Let $x(t)$ and $y(t)$ be the input and output signals, respectively, of a system shown in Figure 1. Then the transformation of $x(t)$ into $y(t)$ is represented by the mathematical notation
$y(t) = {\mathbf{T}}x(t)$
where $\mathbf{T}$ is the operator which defined rule by which $x(t)$ is transformed into $y(t)$.
Figure 1: System with a single input and output signal.
A system is called time-invariant if a time shift in the input signal $x(t – {t_0})$ causes the same time shift in the output signal $y(t – {t_0})$, it is shown in Figure 2.

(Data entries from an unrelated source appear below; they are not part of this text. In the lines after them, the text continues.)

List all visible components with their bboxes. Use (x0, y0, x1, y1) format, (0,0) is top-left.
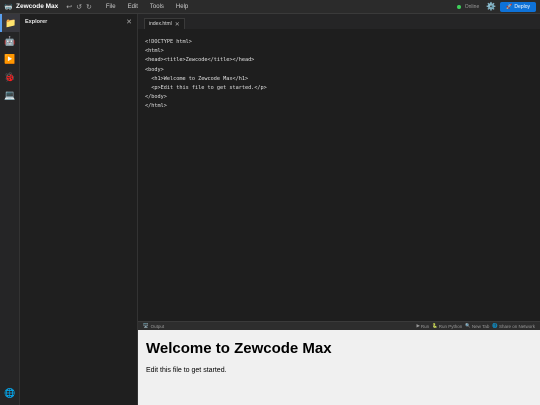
redo-icon[interactable]: ↻ (86, 3, 92, 11)
laptop-icon: 💻 (4, 89, 16, 100)
menu-tools[interactable]: Tools (150, 4, 164, 10)
activity-terminal[interactable]: 💻 (0, 86, 20, 104)
deploy-label: Deploy (514, 3, 530, 10)
close-icon[interactable]: ✕ (126, 18, 132, 26)
monitor-icon: 🖥️ (143, 323, 149, 328)
output-actions: ▶ Run 🐍 Run Python 🔍 New Tab 🌐 Share on … (416, 323, 535, 329)
editor-area: index.html ✕ <!DOCTYPE html> <html> <hea… (138, 14, 540, 321)
undo-icon[interactable]: ↩ (66, 3, 72, 11)
preview-heading: Welcome to Zewcode Max (146, 340, 332, 357)
run-button[interactable]: ▶ Run (416, 323, 429, 329)
folder-icon: 📁 (5, 17, 17, 28)
title-bar: 🥽 Zewcode Max ↩ ↺ ↻ File Edit Tools Help… (0, 0, 540, 14)
code-editor[interactable]: <!DOCTYPE html> <html> <head><title>Zewc… (138, 29, 540, 121)
run-python-button[interactable]: 🐍 Run Python (432, 323, 462, 329)
title-bar-right: Online ⚙️ 🚀 Deploy (456, 1, 536, 12)
rocket-icon: 🚀 (506, 3, 513, 10)
activity-explorer[interactable]: 📁 (0, 14, 20, 32)
robot-icon: 🤖 (4, 35, 16, 46)
gear-icon[interactable]: ⚙️ (486, 2, 496, 11)
app-window: 🥽 Zewcode Max ↩ ↺ ↻ File Edit Tools Help… (0, 0, 540, 405)
menu-help[interactable]: Help (176, 4, 188, 10)
activity-network[interactable]: 🌐 (0, 388, 20, 399)
tab-label: index.html (149, 21, 172, 27)
play-icon: ▶ (416, 323, 420, 328)
preview-paragraph: Edit this file to get started. (146, 367, 227, 374)
run-python-label: Run Python (438, 323, 463, 329)
output-tab[interactable]: 🖥️ Output (143, 323, 164, 329)
run-label: Run (420, 323, 430, 329)
editor-tabs: index.html ✕ (138, 14, 540, 29)
app-logo-icon: 🥽 (4, 3, 13, 11)
share-network-button[interactable]: 🌐 Share on Network (492, 323, 535, 329)
status-dot-icon (456, 4, 461, 9)
search-icon: 🔍 (465, 323, 471, 328)
menu-edit[interactable]: Edit (128, 4, 138, 10)
menu-file[interactable]: File (106, 4, 116, 10)
history-controls: ↩ ↺ ↻ (66, 3, 92, 11)
tab-index-html[interactable]: index.html ✕ (144, 18, 185, 29)
play-icon: ▶️ (4, 53, 16, 64)
status-text: Online (464, 3, 480, 10)
deploy-button[interactable]: 🚀 Deploy (500, 1, 536, 12)
globe-icon: 🌐 (492, 323, 498, 328)
activity-debug[interactable]: 🐞 (0, 68, 20, 86)
activity-ai-assistant[interactable]: 🤖 (0, 32, 20, 50)
output-bar: 🖥️ Output ▶ Run 🐍 Run Python 🔍 New Tab 🌐… (138, 321, 540, 330)
preview-pane: Welcome to Zewcode Max Edit this file to… (138, 330, 540, 405)
tab-close-icon[interactable]: ✕ (175, 21, 180, 28)
menu-bar: File Edit Tools Help (106, 4, 188, 10)
globe-icon: 🌐 (4, 388, 16, 398)
explorer-header: Explorer ✕ (20, 14, 137, 29)
app-name: Zewcode Max (16, 3, 59, 10)
new-tab-button[interactable]: 🔍 New Tab (465, 323, 489, 329)
refresh-icon[interactable]: ↺ (76, 3, 82, 11)
new-tab-label: New Tab (471, 323, 490, 329)
output-label: Output (150, 323, 165, 329)
python-icon: 🐍 (432, 323, 438, 328)
bug-icon: 🐞 (4, 71, 16, 82)
explorer-title: Explorer (25, 18, 48, 25)
activity-bar: 📁 🤖 ▶️ 🐞 💻 🌐 (0, 14, 20, 405)
activity-run[interactable]: ▶️ (0, 50, 20, 68)
share-network-label: Share on Network (498, 323, 535, 329)
explorer-panel: Explorer ✕ (20, 14, 138, 405)
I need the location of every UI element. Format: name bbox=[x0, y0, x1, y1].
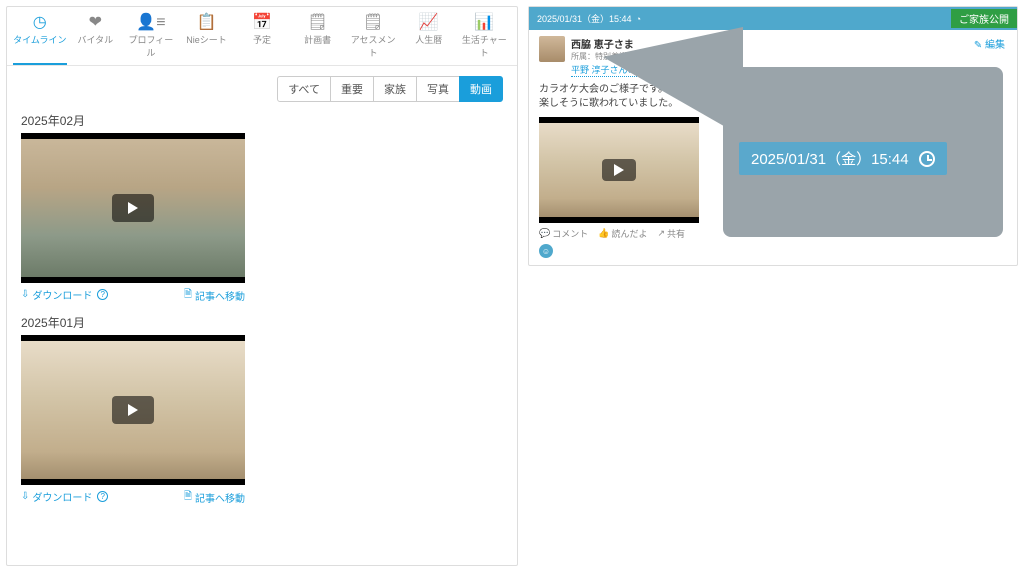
month-title: 2025年01月 bbox=[21, 314, 503, 331]
nav-label: Nieシート bbox=[186, 35, 227, 45]
nav-label: 計画書 bbox=[304, 35, 331, 45]
like-label: 読んだよ bbox=[611, 227, 647, 240]
month-section: 2025年02月 ⇩ダウンロード ? 🗎記事へ移動 bbox=[21, 112, 503, 304]
reactions: ☺ bbox=[539, 244, 1007, 258]
nav-profile[interactable]: 👤≡ プロフィール bbox=[124, 11, 178, 65]
goto-article-link[interactable]: 🗎記事へ移動 bbox=[184, 287, 245, 304]
publish-button[interactable]: ご家族公開 bbox=[951, 9, 1017, 28]
doc-icon: 🗎 bbox=[184, 489, 192, 506]
help-icon[interactable]: ? bbox=[97, 289, 108, 300]
download-label: ダウンロード bbox=[32, 287, 92, 302]
play-icon bbox=[112, 396, 154, 424]
nav-assessment[interactable]: 🗒 アセスメント bbox=[346, 11, 400, 65]
plan-icon: 🗒 bbox=[291, 15, 345, 31]
video-thumbnail[interactable] bbox=[21, 133, 245, 283]
nav-vital[interactable]: ❤ バイタル bbox=[69, 11, 123, 65]
filter-important[interactable]: 重要 bbox=[330, 76, 374, 102]
nav-label: プロフィール bbox=[128, 35, 173, 58]
clock-icon: ◷ bbox=[13, 15, 67, 31]
month-title: 2025年02月 bbox=[21, 112, 503, 129]
help-icon[interactable]: ? bbox=[97, 491, 108, 502]
nav-plan[interactable]: 🗒 計画書 bbox=[291, 11, 345, 65]
chart-line-icon: 📈 bbox=[402, 15, 456, 31]
download-link[interactable]: ⇩ダウンロード bbox=[21, 287, 92, 302]
datetime-badge: 2025/01/31（金）15:44 bbox=[739, 142, 947, 175]
nav-label: アセスメント bbox=[351, 35, 396, 58]
goto-article-link[interactable]: 🗎記事へ移動 bbox=[184, 489, 245, 506]
filter-bar: すべて 重要 家族 写真 動画 bbox=[7, 66, 517, 106]
nav-niesheet[interactable]: 📋 Nieシート bbox=[180, 11, 234, 65]
filter-family[interactable]: 家族 bbox=[373, 76, 417, 102]
download-label: ダウンロード bbox=[32, 489, 92, 504]
play-icon bbox=[112, 194, 154, 222]
goto-label: 記事へ移動 bbox=[195, 288, 245, 303]
edit-link[interactable]: ✎ 編集 bbox=[974, 36, 1005, 51]
top-nav: ◷ タイムライン ❤ バイタル 👤≡ プロフィール 📋 Nieシート 📅 予定 … bbox=[7, 7, 517, 66]
thumb-actions: ⇩ダウンロード ? 🗎記事へ移動 bbox=[21, 287, 245, 304]
nav-schedule[interactable]: 📅 予定 bbox=[235, 11, 289, 65]
play-icon bbox=[602, 159, 636, 181]
nav-label: バイタル bbox=[78, 35, 114, 45]
share-label: 共有 bbox=[667, 227, 685, 240]
clock-icon: ◔ bbox=[636, 14, 641, 24]
nav-label: タイムライン bbox=[13, 35, 66, 45]
nav-label: 人生暦 bbox=[415, 35, 442, 45]
reaction-smile-icon[interactable]: ☺ bbox=[539, 244, 553, 258]
assessment-icon: 🗒 bbox=[346, 15, 400, 31]
thumb-actions: ⇩ダウンロード ? 🗎記事へ移動 bbox=[21, 489, 245, 506]
comment-label: コメント bbox=[552, 227, 588, 240]
nav-lifehistory[interactable]: 📈 人生暦 bbox=[402, 11, 456, 65]
filter-photo[interactable]: 写真 bbox=[416, 76, 460, 102]
datetime-callout: 2025/01/31（金）15:44 bbox=[723, 67, 1003, 237]
month-section: 2025年01月 ⇩ダウンロード ? 🗎記事へ移動 bbox=[21, 314, 503, 506]
calendar-icon: 📅 bbox=[235, 15, 289, 31]
comment-action[interactable]: 💬 コメント bbox=[539, 227, 588, 240]
download-icon: ⇩ bbox=[21, 491, 29, 502]
right-panel: 2025/01/31（金）15:44 ◔ ご家族公開 ✎ 編集 西脇 恵子さま … bbox=[528, 6, 1018, 266]
download-icon: ⇩ bbox=[21, 289, 29, 300]
post-datetime: 2025/01/31（金）15:44 bbox=[537, 12, 632, 25]
filter-all[interactable]: すべて bbox=[277, 76, 331, 102]
left-panel: ◷ タイムライン ❤ バイタル 👤≡ プロフィール 📋 Nieシート 📅 予定 … bbox=[6, 6, 518, 566]
avatar bbox=[539, 36, 565, 62]
share-action[interactable]: ↗ 共有 bbox=[657, 227, 685, 240]
nav-label: 生活チャート bbox=[462, 35, 507, 58]
video-list: 2025年02月 ⇩ダウンロード ? 🗎記事へ移動 2025年01月 bbox=[7, 106, 517, 522]
filter-video[interactable]: 動画 bbox=[459, 76, 503, 102]
video-thumbnail[interactable] bbox=[21, 335, 245, 485]
nav-lifechart[interactable]: 📊 生活チャート bbox=[458, 11, 512, 65]
doc-icon: 🗎 bbox=[184, 287, 192, 304]
like-action[interactable]: 👍 読んだよ bbox=[598, 227, 647, 240]
profile-icon: 👤≡ bbox=[124, 15, 178, 31]
download-link[interactable]: ⇩ダウンロード bbox=[21, 489, 92, 504]
goto-label: 記事へ移動 bbox=[195, 490, 245, 505]
nav-timeline[interactable]: ◷ タイムライン bbox=[13, 11, 67, 65]
chart-bar-icon: 📊 bbox=[458, 15, 512, 31]
callout-text: 2025/01/31（金）15:44 bbox=[751, 148, 909, 169]
nav-label: 予定 bbox=[253, 35, 271, 45]
heart-icon: ❤ bbox=[69, 15, 123, 31]
clipboard-icon: 📋 bbox=[180, 15, 234, 31]
clock-icon bbox=[919, 151, 935, 167]
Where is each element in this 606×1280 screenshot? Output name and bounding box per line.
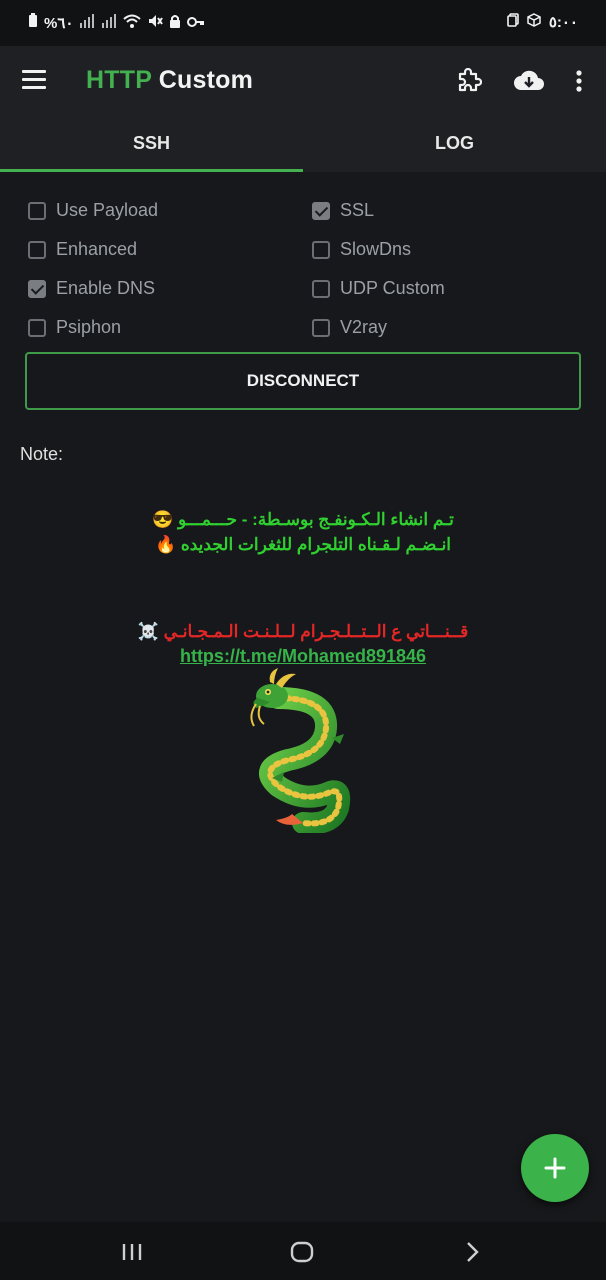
lock-icon (169, 14, 181, 32)
tab-ssh[interactable]: SSH (0, 116, 303, 172)
note-line-channel: قــنـــاتي ع الــتــلـجـرام لــلـنـت الـ… (137, 622, 469, 641)
copy-icon (507, 13, 519, 31)
option-label: SlowDns (340, 239, 412, 259)
add-fab-button[interactable] (521, 1134, 589, 1202)
option-v2ray[interactable]: V2ray (312, 317, 387, 338)
tab-bar: SSH LOG (0, 116, 606, 172)
option-psiphon[interactable]: Psiphon (28, 317, 121, 338)
option-enhanced[interactable]: Enhanced (28, 239, 137, 260)
app-bar: HTTP Custom (0, 46, 606, 116)
cloud-download-icon[interactable] (512, 66, 546, 96)
tab-log[interactable]: LOG (303, 116, 606, 172)
plus-icon (544, 1157, 566, 1179)
checkbox-v2ray[interactable] (312, 318, 330, 337)
option-label: UDP Custom (340, 278, 445, 298)
checkbox-enable-dns[interactable] (28, 279, 46, 298)
checkbox-enhanced[interactable] (28, 240, 46, 259)
note-line-creator: تـم انشاء الـكـونفـج بوسـطة: - حـــمـــو… (152, 510, 454, 529)
menu-icon[interactable] (22, 70, 46, 90)
mute-icon (147, 14, 164, 32)
home-icon[interactable] (286, 1238, 318, 1266)
checkbox-slowdns[interactable] (312, 240, 330, 259)
dragon-image (248, 668, 358, 835)
telegram-link-row: https://t.me/Mohamed891846 (0, 646, 606, 667)
app-title-http: HTTP (86, 66, 152, 94)
option-label: V2ray (340, 317, 388, 337)
option-use-payload[interactable]: Use Payload (28, 200, 158, 221)
status-bar: %٦٠ ٥:٠٠ (0, 0, 606, 46)
option-label: SSL (340, 200, 375, 220)
option-label: Enable DNS (56, 278, 156, 298)
recent-apps-icon[interactable] (116, 1238, 148, 1266)
wifi-icon (123, 14, 142, 32)
battery-percent: %٦٠ (44, 14, 74, 32)
option-enable-dns[interactable]: Enable DNS (28, 278, 155, 299)
telegram-link[interactable]: https://t.me/Mohamed891846 (180, 646, 426, 666)
checkbox-use-payload[interactable] (28, 201, 46, 220)
note-line-join: انـضـم لـقـناه التلجرام للثغرات الجديده … (154, 535, 452, 554)
option-label: Enhanced (56, 239, 138, 259)
checkbox-ssl[interactable] (312, 201, 330, 220)
battery-icon (28, 13, 38, 32)
back-icon[interactable] (456, 1238, 488, 1266)
checkbox-psiphon[interactable] (28, 318, 46, 337)
status-right: ٥:٠٠ (507, 13, 578, 31)
system-nav-bar (0, 1222, 606, 1280)
app-title: HTTP Custom (86, 66, 253, 95)
app-title-custom: Custom (151, 66, 254, 94)
puzzle-icon[interactable] (454, 66, 484, 96)
option-slowdns[interactable]: SlowDns (312, 239, 411, 260)
option-label: Use Payload (56, 200, 159, 220)
cube-icon (527, 13, 541, 31)
disconnect-button[interactable]: DISCONNECT (25, 352, 581, 410)
checkbox-udp-custom[interactable] (312, 279, 330, 298)
option-ssl[interactable]: SSL (312, 200, 374, 221)
status-time: ٥:٠٠ (548, 14, 578, 31)
signal-icon-2 (101, 13, 117, 32)
option-label: Psiphon (56, 317, 122, 337)
note-label: Note: (20, 444, 64, 464)
status-left: %٦٠ (28, 13, 205, 32)
signal-icon (79, 13, 95, 32)
more-vert-icon[interactable] (564, 66, 594, 96)
key-icon (187, 14, 205, 32)
option-udp-custom[interactable]: UDP Custom (312, 278, 445, 299)
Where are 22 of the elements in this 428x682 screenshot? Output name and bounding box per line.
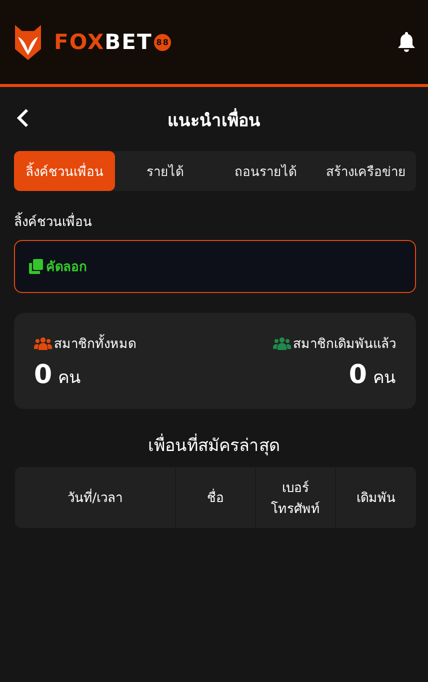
tab[interactable]: สร้างเครือข่าย [316,151,416,191]
column-header: เดิมพัน [335,467,416,528]
column-header: ชื่อ [175,467,255,528]
column-header: เบอร์ โทรศัพท์ [255,467,335,528]
fox-logo-icon [14,24,42,60]
section-title: เพื่อนที่สมัครล่าสุด [0,431,428,458]
back-icon [16,108,30,128]
stat-value: 0 [348,360,367,390]
stat-unit: คน [58,366,82,390]
field-label: ลิ้งค์ชวนเพื่อน [14,211,414,232]
copy-button[interactable]: คัดลอก [29,256,87,277]
column-header: วันที่/เวลา [15,467,175,528]
stat-value: 0 [34,360,52,390]
stat-label: สมาชิกเดิมพันแล้ว [293,336,396,354]
page-title: แนะนำเพื่อน [168,106,260,132]
tab[interactable]: ลิ้งค์ชวนเพื่อน [14,151,114,191]
tab[interactable]: รายได้ [114,151,215,191]
copy-icon [29,259,43,274]
stat-unit: คน [373,366,396,390]
stat-label: สมาชิกทั้งหมด [54,332,136,354]
bell-icon[interactable] [397,31,416,53]
tab[interactable]: ถอนรายได้ [215,151,316,191]
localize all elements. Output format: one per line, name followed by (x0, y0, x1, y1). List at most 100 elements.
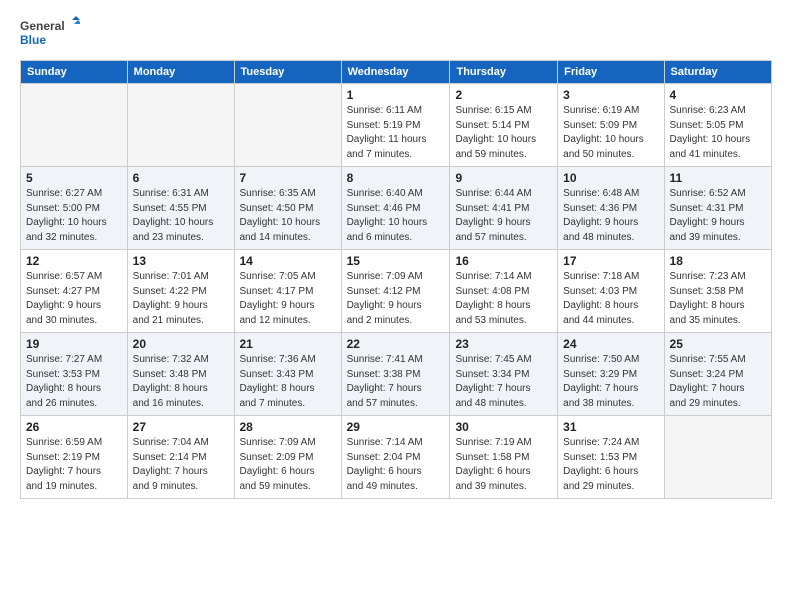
day-number: 20 (133, 337, 229, 351)
weekday-header-friday: Friday (558, 61, 664, 84)
day-detail: Sunrise: 7:55 AM Sunset: 3:24 PM Dayligh… (670, 353, 766, 411)
day-number: 30 (455, 420, 552, 434)
day-detail: Sunrise: 7:09 AM Sunset: 4:12 PM Dayligh… (347, 270, 445, 328)
svg-text:Blue: Blue (20, 33, 46, 47)
day-number: 25 (670, 337, 766, 351)
day-detail: Sunrise: 7:27 AM Sunset: 3:53 PM Dayligh… (26, 353, 122, 411)
calendar-cell: 29 Sunrise: 7:14 AM Sunset: 2:04 PM Dayli… (341, 416, 450, 499)
day-detail: Sunrise: 7:19 AM Sunset: 1:58 PM Dayligh… (455, 436, 552, 494)
calendar-cell: 25 Sunrise: 7:55 AM Sunset: 3:24 PM Dayli… (664, 333, 771, 416)
day-number: 3 (563, 88, 658, 102)
day-detail: Sunrise: 6:48 AM Sunset: 4:36 PM Dayligh… (563, 187, 658, 245)
day-detail: Sunrise: 7:23 AM Sunset: 3:58 PM Dayligh… (670, 270, 766, 328)
day-number: 13 (133, 254, 229, 268)
calendar-cell: 21 Sunrise: 7:36 AM Sunset: 3:43 PM Dayli… (234, 333, 341, 416)
day-number: 11 (670, 171, 766, 185)
calendar-cell: 3 Sunrise: 6:19 AM Sunset: 5:09 PM Daylig… (558, 84, 664, 167)
logo-svg: General Blue (20, 16, 80, 52)
calendar-cell: 1 Sunrise: 6:11 AM Sunset: 5:19 PM Daylig… (341, 84, 450, 167)
day-detail: Sunrise: 6:23 AM Sunset: 5:05 PM Dayligh… (670, 104, 766, 162)
calendar-cell: 22Sunrise: 7:41 AM Sunset: 3:38 PM Dayli… (341, 333, 450, 416)
calendar-cell: 23Sunrise: 7:45 AM Sunset: 3:34 PM Dayli… (450, 333, 558, 416)
day-detail: Sunrise: 6:52 AM Sunset: 4:31 PM Dayligh… (670, 187, 766, 245)
calendar-cell: 28 Sunrise: 7:09 AM Sunset: 2:09 PM Dayli… (234, 416, 341, 499)
day-number: 2 (455, 88, 552, 102)
calendar-cell: 9Sunrise: 6:44 AM Sunset: 4:41 PM Daylig… (450, 167, 558, 250)
calendar-cell: 31 Sunrise: 7:24 AM Sunset: 1:53 PM Dayli… (558, 416, 664, 499)
day-number: 22 (347, 337, 445, 351)
calendar-cell (664, 416, 771, 499)
weekday-header-monday: Monday (127, 61, 234, 84)
calendar-cell: 14Sunrise: 7:05 AM Sunset: 4:17 PM Dayli… (234, 250, 341, 333)
logo: General Blue (20, 16, 80, 52)
day-number: 10 (563, 171, 658, 185)
day-detail: Sunrise: 7:14 AM Sunset: 2:04 PM Dayligh… (347, 436, 445, 494)
week-row-2: 5 Sunrise: 6:27 AM Sunset: 5:00 PM Daylig… (21, 167, 772, 250)
weekday-header-sunday: Sunday (21, 61, 128, 84)
day-number: 5 (26, 171, 122, 185)
weekday-header-thursday: Thursday (450, 61, 558, 84)
day-number: 1 (347, 88, 445, 102)
day-detail: Sunrise: 7:24 AM Sunset: 1:53 PM Dayligh… (563, 436, 658, 494)
calendar-cell (234, 84, 341, 167)
day-detail: Sunrise: 6:40 AM Sunset: 4:46 PM Dayligh… (347, 187, 445, 245)
calendar-cell: 10 Sunrise: 6:48 AM Sunset: 4:36 PM Dayli… (558, 167, 664, 250)
day-detail: Sunrise: 7:14 AM Sunset: 4:08 PM Dayligh… (455, 270, 552, 328)
day-detail: Sunrise: 6:19 AM Sunset: 5:09 PM Dayligh… (563, 104, 658, 162)
day-number: 16 (455, 254, 552, 268)
weekday-header-tuesday: Tuesday (234, 61, 341, 84)
calendar-cell: 27Sunrise: 7:04 AM Sunset: 2:14 PM Dayli… (127, 416, 234, 499)
calendar-cell: 17 Sunrise: 7:18 AM Sunset: 4:03 PM Dayli… (558, 250, 664, 333)
svg-text:General: General (20, 19, 65, 33)
day-number: 14 (240, 254, 336, 268)
day-detail: Sunrise: 7:32 AM Sunset: 3:48 PM Dayligh… (133, 353, 229, 411)
day-detail: Sunrise: 7:45 AM Sunset: 3:34 PM Dayligh… (455, 353, 552, 411)
day-detail: Sunrise: 6:31 AM Sunset: 4:55 PM Dayligh… (133, 187, 229, 245)
weekday-header-row: SundayMondayTuesdayWednesdayThursdayFrid… (21, 61, 772, 84)
day-number: 17 (563, 254, 658, 268)
day-number: 19 (26, 337, 122, 351)
day-number: 6 (133, 171, 229, 185)
day-detail: Sunrise: 6:27 AM Sunset: 5:00 PM Dayligh… (26, 187, 122, 245)
day-number: 15 (347, 254, 445, 268)
day-detail: Sunrise: 6:35 AM Sunset: 4:50 PM Dayligh… (240, 187, 336, 245)
week-row-4: 19 Sunrise: 7:27 AM Sunset: 3:53 PM Dayli… (21, 333, 772, 416)
day-number: 4 (670, 88, 766, 102)
calendar-cell (127, 84, 234, 167)
day-number: 29 (347, 420, 445, 434)
day-number: 18 (670, 254, 766, 268)
day-number: 28 (240, 420, 336, 434)
day-detail: Sunrise: 7:09 AM Sunset: 2:09 PM Dayligh… (240, 436, 336, 494)
weekday-header-wednesday: Wednesday (341, 61, 450, 84)
day-number: 7 (240, 171, 336, 185)
week-row-1: 1 Sunrise: 6:11 AM Sunset: 5:19 PM Daylig… (21, 84, 772, 167)
calendar-cell: 12 Sunrise: 6:57 AM Sunset: 4:27 PM Dayli… (21, 250, 128, 333)
day-detail: Sunrise: 7:18 AM Sunset: 4:03 PM Dayligh… (563, 270, 658, 328)
day-detail: Sunrise: 7:50 AM Sunset: 3:29 PM Dayligh… (563, 353, 658, 411)
day-number: 9 (455, 171, 552, 185)
calendar-cell: 6 Sunrise: 6:31 AM Sunset: 4:55 PM Daylig… (127, 167, 234, 250)
calendar-cell: 11 Sunrise: 6:52 AM Sunset: 4:31 PM Dayli… (664, 167, 771, 250)
day-number: 21 (240, 337, 336, 351)
calendar-cell: 18 Sunrise: 7:23 AM Sunset: 3:58 PM Dayli… (664, 250, 771, 333)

Figure 2: Time-Invariant System.
Example : Determine whether or not each of the following systems are time variant with input $x(t)$ and output $y(t)$.
(i) \[y(t) = tx(t)\]
(ii) \[y(t) = \cos t \cdot x(t)\]
(iii) \[y(t) = 2 + x(t)\]
Solution : (i) \[y(t) = tx(t)\]
delay input by $t_0$, let the output be ${y_1}(t)$
\[{y_1}(t) = tx(t – {t_0})\]
delay output by $t_0$, let the output be ${y_2}(t)$
\[{y_2}(t) = y(t – {t_0}) = (t – {t_0})x(t – {t_0})\]
\[{y_1}(t) \ne {y_2}(t)\]
hence the system is time variant.
Solution : (ii) \[y(t) = \cos t \cdot x(t)\]
delay input by $t_0$, let the output be ${y_1}(t)$
\[{y_1}(t) = \cos t \cdot x(t – {t_0})\]
delay output by $t_0$, let the output be ${y_2}(t)$
\[{y_2}(t) = y(t – {t_0}) = \cos (t – {t_0})x(t – {t_0})\]
\[{y_1}(t) \ne {y_2}(t)\]
hence the system is time variant.
Solution : (iii) \[y(t) = 2 + x(t)\]
delay input by $t_0$, let the output be ${y_1}(t)$
\[{y_1}(t) = 2 + x(t – {t_0})\]
delay output by $t_0$, let the output be ${y_2}(t)$
\[{y_2}(t) = y(t – {t_0}) = 2 + x(t – {t_0})\]
\[{y_1}(t) = {y_2}(t)\]
hence the system is time-invariant.